422358 I must have found the same list you did Susan. After reading the reviews, I must say not a book on this list is one I would bother reading for free, let alone buying. Though it's not a hard fast rule, I tend to read female authors more than male authors. JA Jance, Janet Evanovich and Nora Roberts as JD Robb come to mind, I can't stand what Nora writes under her own name though. Of course, there are female writers I won't touch with somebody else's ten foot pole, they simply don't know what the hell they're doing, in my opinion, even though they are popular. Some of the female writers that do make the top don't seem to belong there, as do some of the men. I like most of what Patterson does, though not all of it. Don't care for what Clancy does personally, though the books he lends his name to written by others are good, when he writes it himself, he seems to think he's being paid by the word so he pads the work by saying the same thing over and over, not even in a different way. Is the playing field level? No way, it never has been, never will be. Right now, it's not just unlevel, it's tiny, as publishers pull back on the reins, sticking only to tried and true authors, rarely giving a new author even a cursory glance.


message 12: by Susan (new)

1780832 Yep. Go read Kristin Nelson's post this morning about publishers pulling back.

http://pubrants.blogspot.com/2009/11/rea...

I worked in the music biz for a long time. Almost seized some of the offers I was made when I graduated with my BA. It's a shame to watch publishing making the EXACT SAME mistakes that music did. You'd have think that extremely literate people, as we tend to think publishers are, would have learned.


message 13: by Charles (new)

2693999 Susan wrote: "I agree that selection by gender is reprehensible. Please read what Moonrat has to say about publishers and where their marketing money goes and you'll see why I had to take a stand. It's NOT a lev..."

That's just what I meant, that the playing field is NOT level and how it got that way and what sorts of things stand in the way of leveling it. Sorry to seem cranky




message 14: by Susan (new)

1780832 No worries, Charles. We all have our cranky moments; it's what makes us human. And interesting. But not necessarily easy to live with (she says, wondering why she feels like she ought to be looking in a mirror about now...).
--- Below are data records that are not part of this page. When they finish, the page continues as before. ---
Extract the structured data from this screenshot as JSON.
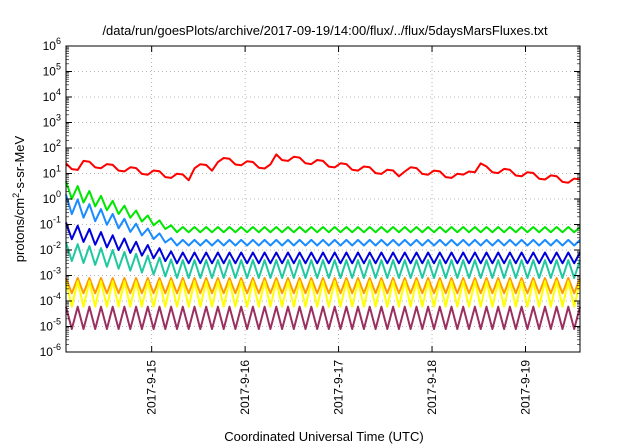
{
  "chart_data": {
    "type": "line",
    "title": "/data/run/goesPlots/archive/2017-09-19/14:00/flux/../flux/5daysMarsFluxes.txt",
    "xlabel": "Coordinated Universal Time (UTC)",
    "ylabel_base": "protons/cm",
    "ylabel_sup": "2",
    "ylabel_tail": "-s-sr-MeV",
    "yscale": "log",
    "ylim": [
      1e-06,
      1000000.0
    ],
    "yticks": [
      {
        "exp": -6,
        "base": "10",
        "sup": "-6"
      },
      {
        "exp": -5,
        "base": "10",
        "sup": "-5"
      },
      {
        "exp": -4,
        "base": "10",
        "sup": "-4"
      },
      {
        "exp": -3,
        "base": "10",
        "sup": "-3"
      },
      {
        "exp": -2,
        "base": "10",
        "sup": "-2"
      },
      {
        "exp": -1,
        "base": "10",
        "sup": "-1"
      },
      {
        "exp": 0,
        "base": "10",
        "sup": "0"
      },
      {
        "exp": 1,
        "base": "10",
        "sup": "1"
      },
      {
        "exp": 2,
        "base": "10",
        "sup": "2"
      },
      {
        "exp": 3,
        "base": "10",
        "sup": "3"
      },
      {
        "exp": 4,
        "base": "10",
        "sup": "4"
      },
      {
        "exp": 5,
        "base": "10",
        "sup": "5"
      },
      {
        "exp": 6,
        "base": "10",
        "sup": "6"
      }
    ],
    "xlim": [
      "2017-09-14 02:00",
      "2017-09-19 14:00"
    ],
    "xticks": [
      {
        "label": "2017-9-15",
        "value": "2017-09-15 00:00"
      },
      {
        "label": "2017-9-16",
        "value": "2017-09-16 00:00"
      },
      {
        "label": "2017-9-17",
        "value": "2017-09-17 00:00"
      },
      {
        "label": "2017-9-18",
        "value": "2017-09-18 00:00"
      },
      {
        "label": "2017-9-19",
        "value": "2017-09-19 00:00"
      }
    ],
    "grid": true,
    "series": [
      {
        "color": "#ff0000",
        "kind": "sawtooth-events",
        "base": 20,
        "settle": 3,
        "events": [
          [
            "2017-09-14 06:00",
            25
          ],
          [
            "2017-09-15 11:00",
            20
          ],
          [
            "2017-09-15 16:00",
            35
          ],
          [
            "2017-09-16 08:00",
            45
          ],
          [
            "2017-09-16 20:00",
            25
          ],
          [
            "2017-09-17 17:00",
            15
          ],
          [
            "2017-09-18 09:00",
            15
          ],
          [
            "2017-09-18 12:00",
            20
          ],
          [
            "2017-09-18 13:00",
            15
          ]
        ]
      },
      {
        "color": "#00e600",
        "hi_start": 5,
        "lo_start": 1.2,
        "hi_end": 0.08,
        "lo_end": 0.05,
        "decay_end": "2017-09-15 06:00"
      },
      {
        "color": "#1a8cff",
        "hi_start": 1.5,
        "lo_start": 0.3,
        "hi_end": 0.025,
        "lo_end": 0.015,
        "decay_end": "2017-09-15 06:00"
      },
      {
        "color": "#0000dd",
        "hi_start": 0.12,
        "lo_start": 0.03,
        "hi_end": 0.008,
        "lo_end": 0.003,
        "decay_end": "2017-09-15 06:00"
      },
      {
        "color": "#20c8a0",
        "hi_start": 0.02,
        "lo_start": 0.004,
        "hi_end": 0.004,
        "lo_end": 0.0008,
        "decay_end": "2017-09-15 06:00"
      },
      {
        "color": "#ff9900",
        "hi_start": 0.0008,
        "lo_start": 0.0002,
        "hi_end": 0.0008,
        "lo_end": 0.0002,
        "decay_end": "2017-09-15 06:00"
      },
      {
        "color": "#ffff00",
        "hi_start": 0.0006,
        "lo_start": 6e-05,
        "hi_end": 0.0006,
        "lo_end": 6e-05,
        "decay_end": "2017-09-15 06:00"
      },
      {
        "color": "#9b3060",
        "hi_start": 6e-05,
        "lo_start": 8e-06,
        "hi_end": 6e-05,
        "lo_end": 8e-06,
        "decay_end": "2017-09-15 06:00"
      }
    ],
    "oscillation_period_hours": 3
  }
}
message 15: by Elizabeth B (new)

2287340 Susan wrote: "Hey, guys. I don't know if you've been following any of the uproar over the Publisher's Weekly list of Top Ten Novels of 2009 and the fact that all ten books were written by men.

While I'm not o..."


I think it's because both women and men read books written by men.
But mostly only women read books written by women.
Therefore, male authors sell more books.
What do you think?


message 16: by Dave (new)

422358 I think that's bogus. I generally prefer female authors, if they're in the genres I prefer. Not heard of any women that do military fiction, but there might be some. As for who dunits, gritty cop drama, or humor, I generally prefer female authors. There are exceptions, of course, I'll always like Lawrence Block's stuff, especially the Bernie series, but then he's a personal friend, not the run of the mill author. I'm wondering do male authors actually sell more books... I mean are there more male authors in print? Patterson is prolific and sells in high numbers, so one very successful author like him could skew the numbers all out of proportion. I don't know how the books made it onto Publisher Weekly list, but I hope they're printed on toilet paper, it seems to me that's all they could possibly be good for, they're not the kind of books people actually read.
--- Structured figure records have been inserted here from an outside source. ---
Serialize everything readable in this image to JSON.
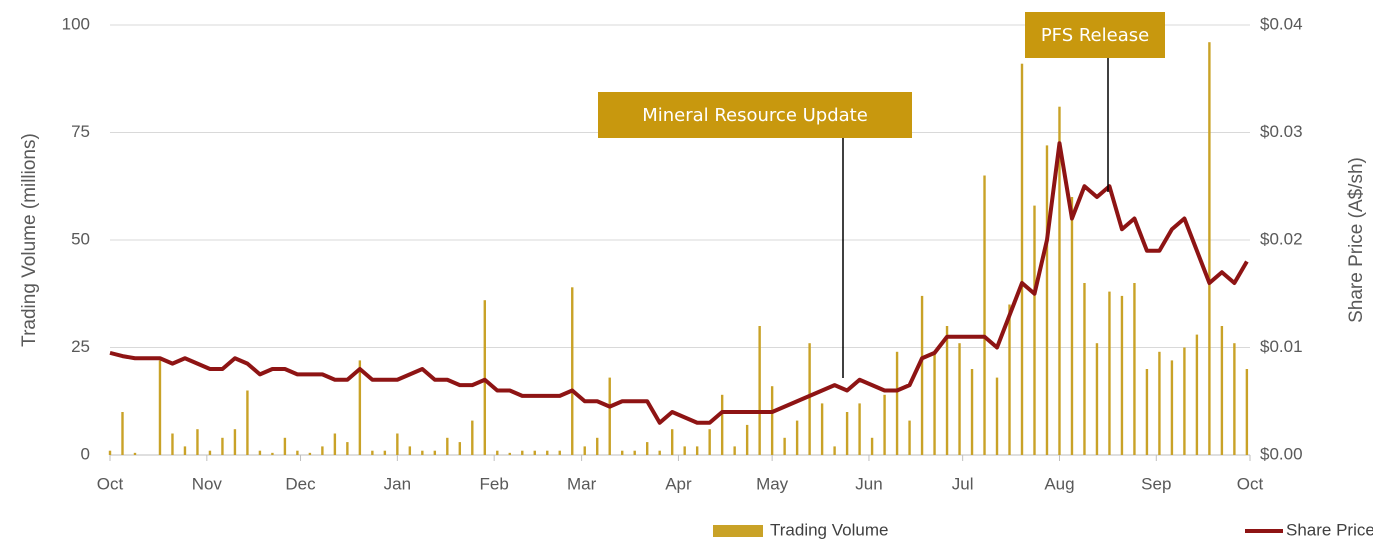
{
  "chart_data": {
    "type": "bar-line",
    "x": [
      0,
      4,
      8,
      12,
      16,
      20,
      24,
      28,
      32,
      36,
      40,
      44,
      48,
      52,
      56,
      60,
      64,
      68,
      72,
      76,
      80,
      84,
      88,
      92,
      96,
      100,
      104,
      108,
      112,
      116,
      120,
      124,
      128,
      132,
      136,
      140,
      144,
      148,
      152,
      156,
      160,
      164,
      168,
      172,
      176,
      180,
      184,
      188,
      192,
      196,
      200,
      204,
      208,
      212,
      216,
      220,
      224,
      228,
      232,
      236,
      240,
      244,
      248,
      252,
      256,
      260,
      264,
      268,
      272,
      276,
      280,
      284,
      288,
      292,
      296,
      300,
      304,
      308,
      312,
      316,
      320,
      324,
      328,
      332,
      336,
      340,
      344,
      348,
      352,
      356,
      360,
      364
    ],
    "xlim": [
      0,
      365
    ],
    "xticks": [
      {
        "value": 0,
        "label": "Oct"
      },
      {
        "value": 31,
        "label": "Nov"
      },
      {
        "value": 61,
        "label": "Dec"
      },
      {
        "value": 92,
        "label": "Jan"
      },
      {
        "value": 123,
        "label": "Feb"
      },
      {
        "value": 151,
        "label": "Mar"
      },
      {
        "value": 182,
        "label": "Apr"
      },
      {
        "value": 212,
        "label": "May"
      },
      {
        "value": 243,
        "label": "Jun"
      },
      {
        "value": 273,
        "label": "Jul"
      },
      {
        "value": 304,
        "label": "Aug"
      },
      {
        "value": 335,
        "label": "Sep"
      },
      {
        "value": 365,
        "label": "Oct"
      }
    ],
    "ylabel": "Trading Volume (millions)",
    "y2label": "Share Price (A$/sh)",
    "ylim": [
      0,
      100
    ],
    "yticks": [
      0,
      25,
      50,
      75,
      100
    ],
    "y2lim": [
      0,
      0.04
    ],
    "y2ticks": [
      {
        "value": 0,
        "label": "$0.00"
      },
      {
        "value": 0.01,
        "label": "$0.01"
      },
      {
        "value": 0.02,
        "label": "$0.02"
      },
      {
        "value": 0.03,
        "label": "$0.03"
      },
      {
        "value": 0.04,
        "label": "$0.04"
      }
    ],
    "grid": true,
    "series": [
      {
        "name": "Trading Volume",
        "color": "#c9a227",
        "type": "bar",
        "axis": "y",
        "values": [
          1,
          10,
          0.5,
          0,
          22,
          5,
          2,
          6,
          1,
          4,
          6,
          15,
          1,
          0.5,
          4,
          1,
          0.5,
          2,
          5,
          3,
          22,
          1,
          1,
          5,
          2,
          1,
          1,
          4,
          3,
          8,
          36,
          1,
          0.5,
          1,
          1,
          1,
          1,
          39,
          2,
          4,
          18,
          1,
          1,
          3,
          1,
          6,
          2,
          2,
          6,
          14,
          2,
          7,
          30,
          16,
          4,
          8,
          26,
          12,
          2,
          10,
          12,
          4,
          14,
          24,
          8,
          37,
          24,
          30,
          26,
          20,
          65,
          18,
          35,
          91,
          58,
          72,
          81,
          60,
          40,
          26,
          38,
          37,
          40,
          20,
          24,
          22,
          25,
          28,
          96,
          30,
          26,
          20
        ]
      },
      {
        "name": "Share Price",
        "color": "#8e1414",
        "type": "line",
        "axis": "y2",
        "values": [
          0.0095,
          0.0092,
          0.009,
          0.009,
          0.009,
          0.0085,
          0.009,
          0.0085,
          0.008,
          0.008,
          0.009,
          0.0085,
          0.0075,
          0.008,
          0.008,
          0.0075,
          0.0075,
          0.0075,
          0.007,
          0.007,
          0.008,
          0.007,
          0.007,
          0.007,
          0.0075,
          0.008,
          0.007,
          0.007,
          0.0065,
          0.0065,
          0.007,
          0.006,
          0.006,
          0.0055,
          0.0055,
          0.0055,
          0.0055,
          0.006,
          0.005,
          0.005,
          0.0045,
          0.005,
          0.005,
          0.005,
          0.003,
          0.004,
          0.0035,
          0.003,
          0.003,
          0.004,
          0.004,
          0.004,
          0.004,
          0.004,
          0.0045,
          0.005,
          0.0055,
          0.006,
          0.0065,
          0.006,
          0.007,
          0.0065,
          0.006,
          0.006,
          0.0065,
          0.009,
          0.0095,
          0.011,
          0.011,
          0.011,
          0.011,
          0.01,
          0.013,
          0.016,
          0.015,
          0.02,
          0.029,
          0.022,
          0.025,
          0.024,
          0.025,
          0.021,
          0.022,
          0.019,
          0.019,
          0.021,
          0.022,
          0.019,
          0.016,
          0.017,
          0.016,
          0.018
        ]
      }
    ],
    "annotations": [
      {
        "text": "Mineral Resource Update"
      },
      {
        "text": "PFS Release"
      }
    ],
    "legend": "bottom-right"
  }
}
message 17: by Susan (new)

1780832 I'm sure there are some industry professionals who could answer that. You might also want to draw the line between fiction and non-.


message 18: by Dave (new)

422358 In my reading, there is no nonfiction. I see no need to waste precious reading time with someone's idea of nonfiction.... well maybe there is some nonfiction, since for some strange reason, humor books are considered nonfiction.